Jackie & Ryan  Review: Moderately Bittersweet!
Ami Canaan Mann’s “Jackie & Ryan” is a musical drama makes you believe the little philosophies of life. What if everything in life can be decided by asking yourself two simple questions. Consider life to be a long journey which you are traveling through and just ask yourself: What should be my next move, my next stop? And once you get the answer to that, just take everything that you think is needed and work on a tactic to reach there.
Yes, this stars Miss. Heigl who doesn’t frown when she is called upon to face the ugly truth. Things are very different here. She does not need 27 dresses or a long over-stretched get-the-boy-to-fall-for-you-cliché because this isn’t fantasy island and this isn’t something utterly stupid served in the name of ‘mindless romantic-comedies.’
I know that the title sounds as generic as it can be, but when you see Ben Barnes hopping trains in order to get to a place where music should get him places, you understand that this is not your usual Katherine Heigl film. The music is not hippy, nor does it make you dance. It’s old-fashioned, deeply melancholic and satisfying country music. Heigl plays Jackie, an ex-celebrity pop-star. She does not have health insurance and is battling the odds in order to get the custody of her daughter. Ben Barnes, on the other hand, plays Ryan who is a struggling musician, a traveler and is mostly homeless. When he isn’t homeless, he usually crashing on people’s couch when he helps them out in parking lots as they have just met with an accident.
Jackie & Ryan is not a great film, it does falter on quite a few notes. The screenplay is deliberately slow-paced which doesn’t always work in its favor. While Ben Barnes manages to shine in every single scene, I wouldn’t say the same for Heigl. There are times in the film that remind you of what she is known for. The cheesiness is stuck so hard on her face that even when she tries hard, it clearly comes out wrong. But then again, they are moments of complete serenity when you see people talking over the beautiful landscape of Utah. As the snow falls and the guitars start rattling, you go with the flow.

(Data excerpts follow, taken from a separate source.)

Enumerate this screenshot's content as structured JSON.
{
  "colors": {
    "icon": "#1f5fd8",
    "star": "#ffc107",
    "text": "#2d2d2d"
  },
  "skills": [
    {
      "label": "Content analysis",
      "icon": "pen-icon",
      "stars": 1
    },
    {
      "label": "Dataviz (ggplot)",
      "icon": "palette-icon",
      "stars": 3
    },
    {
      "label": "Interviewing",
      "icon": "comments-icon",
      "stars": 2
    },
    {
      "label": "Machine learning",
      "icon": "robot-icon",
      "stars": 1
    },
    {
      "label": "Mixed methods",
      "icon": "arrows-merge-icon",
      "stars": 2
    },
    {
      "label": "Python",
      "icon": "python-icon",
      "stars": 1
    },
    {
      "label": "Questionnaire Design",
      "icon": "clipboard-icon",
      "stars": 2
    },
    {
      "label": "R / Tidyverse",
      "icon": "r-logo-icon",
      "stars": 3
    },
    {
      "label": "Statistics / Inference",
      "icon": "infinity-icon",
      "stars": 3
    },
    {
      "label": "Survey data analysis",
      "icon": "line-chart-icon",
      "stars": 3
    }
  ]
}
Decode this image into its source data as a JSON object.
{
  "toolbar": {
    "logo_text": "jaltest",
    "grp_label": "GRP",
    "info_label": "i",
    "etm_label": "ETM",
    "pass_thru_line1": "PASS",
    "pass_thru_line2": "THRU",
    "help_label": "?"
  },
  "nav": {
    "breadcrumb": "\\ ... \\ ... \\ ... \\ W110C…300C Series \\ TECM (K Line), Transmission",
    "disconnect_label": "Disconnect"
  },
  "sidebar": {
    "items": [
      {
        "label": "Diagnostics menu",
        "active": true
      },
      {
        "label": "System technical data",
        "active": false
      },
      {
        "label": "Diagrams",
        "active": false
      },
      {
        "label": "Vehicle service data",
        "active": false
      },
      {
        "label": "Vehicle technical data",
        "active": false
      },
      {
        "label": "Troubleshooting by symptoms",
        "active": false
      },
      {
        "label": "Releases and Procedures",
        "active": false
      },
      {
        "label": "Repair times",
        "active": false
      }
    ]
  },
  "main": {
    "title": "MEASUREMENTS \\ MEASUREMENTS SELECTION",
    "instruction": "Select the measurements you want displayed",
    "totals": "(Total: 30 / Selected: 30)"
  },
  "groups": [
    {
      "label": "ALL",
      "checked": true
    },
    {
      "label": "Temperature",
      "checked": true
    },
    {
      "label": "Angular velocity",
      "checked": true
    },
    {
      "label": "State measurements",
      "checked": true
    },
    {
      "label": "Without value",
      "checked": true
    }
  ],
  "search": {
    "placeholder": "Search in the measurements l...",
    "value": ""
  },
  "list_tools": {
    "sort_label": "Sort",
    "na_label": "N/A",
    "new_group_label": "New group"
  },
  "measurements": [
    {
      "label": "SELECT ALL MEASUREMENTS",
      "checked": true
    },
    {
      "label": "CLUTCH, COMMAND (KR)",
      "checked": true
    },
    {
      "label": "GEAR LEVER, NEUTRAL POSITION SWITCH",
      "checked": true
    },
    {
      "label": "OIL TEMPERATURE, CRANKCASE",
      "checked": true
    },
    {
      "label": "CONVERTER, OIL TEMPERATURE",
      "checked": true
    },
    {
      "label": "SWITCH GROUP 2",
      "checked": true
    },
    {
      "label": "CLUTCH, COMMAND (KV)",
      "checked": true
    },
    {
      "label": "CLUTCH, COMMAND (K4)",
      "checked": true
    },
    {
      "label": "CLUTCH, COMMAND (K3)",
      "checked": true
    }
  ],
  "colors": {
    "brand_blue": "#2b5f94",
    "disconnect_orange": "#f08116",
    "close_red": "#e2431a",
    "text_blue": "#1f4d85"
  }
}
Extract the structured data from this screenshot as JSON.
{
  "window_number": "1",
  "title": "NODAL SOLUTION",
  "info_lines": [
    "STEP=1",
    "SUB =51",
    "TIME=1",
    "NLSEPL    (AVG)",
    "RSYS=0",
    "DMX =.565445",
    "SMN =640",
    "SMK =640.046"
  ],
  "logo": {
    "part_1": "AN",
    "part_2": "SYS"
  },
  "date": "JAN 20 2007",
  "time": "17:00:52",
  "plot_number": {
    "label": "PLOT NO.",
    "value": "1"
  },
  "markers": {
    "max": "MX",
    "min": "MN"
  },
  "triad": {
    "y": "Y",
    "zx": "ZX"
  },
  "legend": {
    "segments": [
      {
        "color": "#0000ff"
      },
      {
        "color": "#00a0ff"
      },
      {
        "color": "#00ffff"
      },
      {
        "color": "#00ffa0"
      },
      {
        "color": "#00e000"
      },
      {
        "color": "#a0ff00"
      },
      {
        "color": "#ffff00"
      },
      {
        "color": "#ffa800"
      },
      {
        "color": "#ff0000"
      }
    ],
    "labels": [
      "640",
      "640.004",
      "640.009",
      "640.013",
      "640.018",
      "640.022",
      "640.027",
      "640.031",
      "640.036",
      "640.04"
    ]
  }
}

There’s a scene in the film where a woman points out how great Jackie was in her life as a pop-star. She nudges her compliment and replies that everything she sang was pointless. I somehow felt it is an irony on Heigl’s career. Where she is saying that everything she had done before this film was completely pointless. Jackie & Ryan is not profound like Once or Begin Again but it never over-manipulates you or take advantage or the premise in any way. Its pretty much like the black coffee in a diner which can be poured out just in the right amount. It’s sad but never tragic, its about a struggle but never beats your head with everything wrong in the world. Also, while you go through the film you expect a cheap-sentimental ending but Mann doesn’t give you one.
Jackie & Ryan is not a must-see. It’s about a pair of struggling people trying hard to make everything alright. But it takes all the right turns sliding away from the clichés like the snow on a Utah highway.